A lot has happened. In 1964 Mario Savio, the spokesperson for the Free Speech Movement, gave his “Rage Against The Machine” speech atop a police car on the Berkeley campus. Now Antifa (antifascists) who are insisting on political correct speech on college campuses, are fighting the Alt -Right in the streets who are insisting on “free speech!” Ironic!
Every morning my friend writes a fantasy perception of fascist life and posts it on Facebook. Today he writes:
“Salem. The Terrorism and Resistance Mitigation and Compliance people have been sweeping the city, picking up everyone in sight. Half the barista’s are in detention, and the streets are littered with propaganda leaflets. A man walks past the coffee house window, holding up a rear-view mirror to see who might be following him. A woman walks into the cafe with a license plate attached to her purse. Everyone’s ordering Xanax espressos.”
Here in Oaxaca I think I know more local young ones than older ones. Of course it helps that the younger locals often speak English even if just a little and between my Spanish and their English we do fine. And they are happy to practice English. In fact yesterday 4 young art students came to study using my free wifi. I gave them some beer and put on some New Zealand reggaton. It made them happy. And we practiced speaking a bit.
It’s really interesting to be able to get young views of Mexican culture vis a vis the different generations here. And what they think about Mexico and the hopes and fears they have for themselves in the future. Being young they are more open to discussing the more controversial aspects of the culture and the politics here with someone they feel safe with. I try to be as explicitly unbiased as I can and just listen.
Most of the younger ones I know are really into self-sufficiency. There is a round table at the Universidad de la Tierra that was established by Gustavo Esteva each week. A few years ago, he took about 25 students to four countries for a year…to study local self sufficiency methods…Thailand, New Zealand, Tanzania and the last being Oaxaca. And to stand their patronizing do-good mind set on it’s head. One girl from Texas I hosted almost had a breakdown on the program because it confronted her whole do-good world view. We spent hours debriefing. A couple years later she returned to Oaxaca with her Caribbean boyfriend and they stayed with me. Another one on the program was Malaysian who had been going to school in Maine and I got to stay with her and her parents in Kuala Lumpur and even meet her Chinese grandparents who had been quarantined during the war by the Japanese. I didn’t even know about the Japanese in Malaysia during the war!!!
Meeting those kids, because I hosted some of them through Couchsurfing, was so enriching because I already had been reading about the work that Gustavo and Ivan Ilych did together on “unschooling” when Ivan was still alive. Gustavo is in his 80’s now and not well so you don’t see much of him around. He has written extensively.
Gustavo has had a most interesting trajectory. Grew up in a Zapotec family in the Etlas in Oaxaca. Got a good education. Studied at Harvard. Worked as an exec for Coca Cola, got a high up job in the Mex govt…then one day he went back to visit his Zapotec grandmother and saw clearly for the first time how integrated or not the culture was with their economic survival in a neoliberal world. He did a 180 and has been fighting neoliberalism ever since. And opened Universidad de la Tierra in Reforma focusing on self sufficiency.

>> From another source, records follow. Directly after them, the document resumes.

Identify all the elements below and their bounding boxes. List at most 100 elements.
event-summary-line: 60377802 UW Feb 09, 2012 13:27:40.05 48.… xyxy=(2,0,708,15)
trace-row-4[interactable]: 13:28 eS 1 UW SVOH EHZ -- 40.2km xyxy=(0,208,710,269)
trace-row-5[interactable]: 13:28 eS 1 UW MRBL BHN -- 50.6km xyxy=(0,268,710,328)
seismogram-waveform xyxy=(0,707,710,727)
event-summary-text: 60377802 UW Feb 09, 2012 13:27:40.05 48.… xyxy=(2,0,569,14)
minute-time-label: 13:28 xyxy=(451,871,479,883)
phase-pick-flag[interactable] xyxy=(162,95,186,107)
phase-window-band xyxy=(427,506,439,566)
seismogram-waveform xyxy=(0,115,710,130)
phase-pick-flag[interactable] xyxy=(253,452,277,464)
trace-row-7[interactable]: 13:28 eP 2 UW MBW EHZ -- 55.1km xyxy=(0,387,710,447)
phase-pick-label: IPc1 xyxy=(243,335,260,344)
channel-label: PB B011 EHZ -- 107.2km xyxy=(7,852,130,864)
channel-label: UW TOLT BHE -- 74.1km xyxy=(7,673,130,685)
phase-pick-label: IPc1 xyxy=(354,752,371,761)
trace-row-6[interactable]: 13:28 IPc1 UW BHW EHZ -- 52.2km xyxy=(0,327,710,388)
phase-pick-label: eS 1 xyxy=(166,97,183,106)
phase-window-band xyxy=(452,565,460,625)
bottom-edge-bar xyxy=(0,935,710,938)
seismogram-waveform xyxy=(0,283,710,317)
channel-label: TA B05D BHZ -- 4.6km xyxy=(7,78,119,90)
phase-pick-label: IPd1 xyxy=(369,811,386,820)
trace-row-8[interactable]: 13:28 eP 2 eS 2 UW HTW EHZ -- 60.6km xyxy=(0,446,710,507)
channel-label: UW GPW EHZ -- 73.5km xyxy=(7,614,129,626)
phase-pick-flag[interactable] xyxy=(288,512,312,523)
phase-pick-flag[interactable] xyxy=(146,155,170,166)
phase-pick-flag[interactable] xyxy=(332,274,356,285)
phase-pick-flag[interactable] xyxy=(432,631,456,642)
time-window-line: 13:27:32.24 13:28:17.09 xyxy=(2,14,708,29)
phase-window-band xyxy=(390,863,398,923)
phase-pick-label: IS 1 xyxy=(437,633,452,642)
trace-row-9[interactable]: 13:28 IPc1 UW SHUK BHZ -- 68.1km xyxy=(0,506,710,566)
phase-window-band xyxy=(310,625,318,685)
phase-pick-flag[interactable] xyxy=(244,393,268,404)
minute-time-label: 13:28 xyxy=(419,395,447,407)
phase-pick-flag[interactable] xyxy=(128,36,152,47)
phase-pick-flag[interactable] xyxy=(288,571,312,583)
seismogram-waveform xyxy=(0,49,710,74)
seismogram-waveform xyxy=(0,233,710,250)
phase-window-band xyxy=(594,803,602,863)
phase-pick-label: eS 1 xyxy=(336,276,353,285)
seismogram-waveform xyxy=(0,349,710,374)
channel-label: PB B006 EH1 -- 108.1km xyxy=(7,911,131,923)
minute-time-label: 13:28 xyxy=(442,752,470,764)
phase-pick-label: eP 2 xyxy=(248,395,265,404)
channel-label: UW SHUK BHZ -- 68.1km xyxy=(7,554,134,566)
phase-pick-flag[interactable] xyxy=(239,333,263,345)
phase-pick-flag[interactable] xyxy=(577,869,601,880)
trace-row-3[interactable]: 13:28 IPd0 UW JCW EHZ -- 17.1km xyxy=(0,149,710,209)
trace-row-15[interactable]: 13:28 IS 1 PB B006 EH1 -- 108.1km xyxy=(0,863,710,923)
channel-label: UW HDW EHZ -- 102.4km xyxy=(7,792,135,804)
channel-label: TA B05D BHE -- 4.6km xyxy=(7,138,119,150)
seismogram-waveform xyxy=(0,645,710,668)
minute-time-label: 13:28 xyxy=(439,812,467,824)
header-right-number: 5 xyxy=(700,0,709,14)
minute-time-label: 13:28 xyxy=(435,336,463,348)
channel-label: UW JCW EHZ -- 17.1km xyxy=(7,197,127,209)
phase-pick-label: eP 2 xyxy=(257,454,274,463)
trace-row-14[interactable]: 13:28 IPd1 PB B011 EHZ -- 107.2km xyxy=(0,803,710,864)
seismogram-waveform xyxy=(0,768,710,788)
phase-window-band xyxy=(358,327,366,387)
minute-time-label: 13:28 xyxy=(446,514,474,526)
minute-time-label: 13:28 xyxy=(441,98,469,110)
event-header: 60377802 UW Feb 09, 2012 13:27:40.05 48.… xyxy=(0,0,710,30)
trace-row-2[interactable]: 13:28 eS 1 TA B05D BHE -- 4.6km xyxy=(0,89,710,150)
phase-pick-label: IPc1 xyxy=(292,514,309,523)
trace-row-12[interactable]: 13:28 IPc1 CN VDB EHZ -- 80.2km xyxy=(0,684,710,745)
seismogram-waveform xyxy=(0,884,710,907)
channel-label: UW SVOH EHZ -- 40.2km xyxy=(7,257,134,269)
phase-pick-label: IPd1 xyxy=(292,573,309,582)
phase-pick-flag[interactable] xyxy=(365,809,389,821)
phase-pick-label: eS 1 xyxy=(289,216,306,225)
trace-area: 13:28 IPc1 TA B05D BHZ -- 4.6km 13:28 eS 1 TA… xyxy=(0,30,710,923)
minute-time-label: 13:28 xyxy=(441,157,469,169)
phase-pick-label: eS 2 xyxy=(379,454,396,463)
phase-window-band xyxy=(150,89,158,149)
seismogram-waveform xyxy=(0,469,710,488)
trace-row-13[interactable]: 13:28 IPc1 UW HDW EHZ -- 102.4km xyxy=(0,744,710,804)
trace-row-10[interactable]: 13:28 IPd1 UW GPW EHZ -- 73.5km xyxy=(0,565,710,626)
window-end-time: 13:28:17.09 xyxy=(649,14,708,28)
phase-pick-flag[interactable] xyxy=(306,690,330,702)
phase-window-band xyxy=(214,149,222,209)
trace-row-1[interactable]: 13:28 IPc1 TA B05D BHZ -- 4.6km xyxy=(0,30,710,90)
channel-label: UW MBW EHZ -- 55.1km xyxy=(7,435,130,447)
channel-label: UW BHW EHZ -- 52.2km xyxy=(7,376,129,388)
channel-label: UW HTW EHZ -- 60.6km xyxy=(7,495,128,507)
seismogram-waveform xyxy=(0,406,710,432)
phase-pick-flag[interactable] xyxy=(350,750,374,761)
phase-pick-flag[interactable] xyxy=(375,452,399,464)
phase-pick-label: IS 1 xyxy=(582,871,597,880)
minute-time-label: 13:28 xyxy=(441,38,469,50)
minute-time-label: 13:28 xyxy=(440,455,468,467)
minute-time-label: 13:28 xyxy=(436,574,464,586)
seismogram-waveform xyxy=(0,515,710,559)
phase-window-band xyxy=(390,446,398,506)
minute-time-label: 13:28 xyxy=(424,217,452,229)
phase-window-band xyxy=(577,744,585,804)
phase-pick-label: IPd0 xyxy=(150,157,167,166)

As for why I am here and not somewhere else…I lived with a Mex-American family for 4 years of high school and then worked on behalf of the migrant community for 30 years…most of whom were from Oaxaca and for the last 10 years developed and administered a violence prevention/alternative ed program for Latino high school dropouts. I loved the families we were working with from Oaxaca and mentored several of the girls from the Mixteco. I wanted to come see the culture where they all were from and what made them who they are. 10 years later I am happily still here. But it is sad that we cannot find an authentic culture at home and have to “borrow” someone else’s.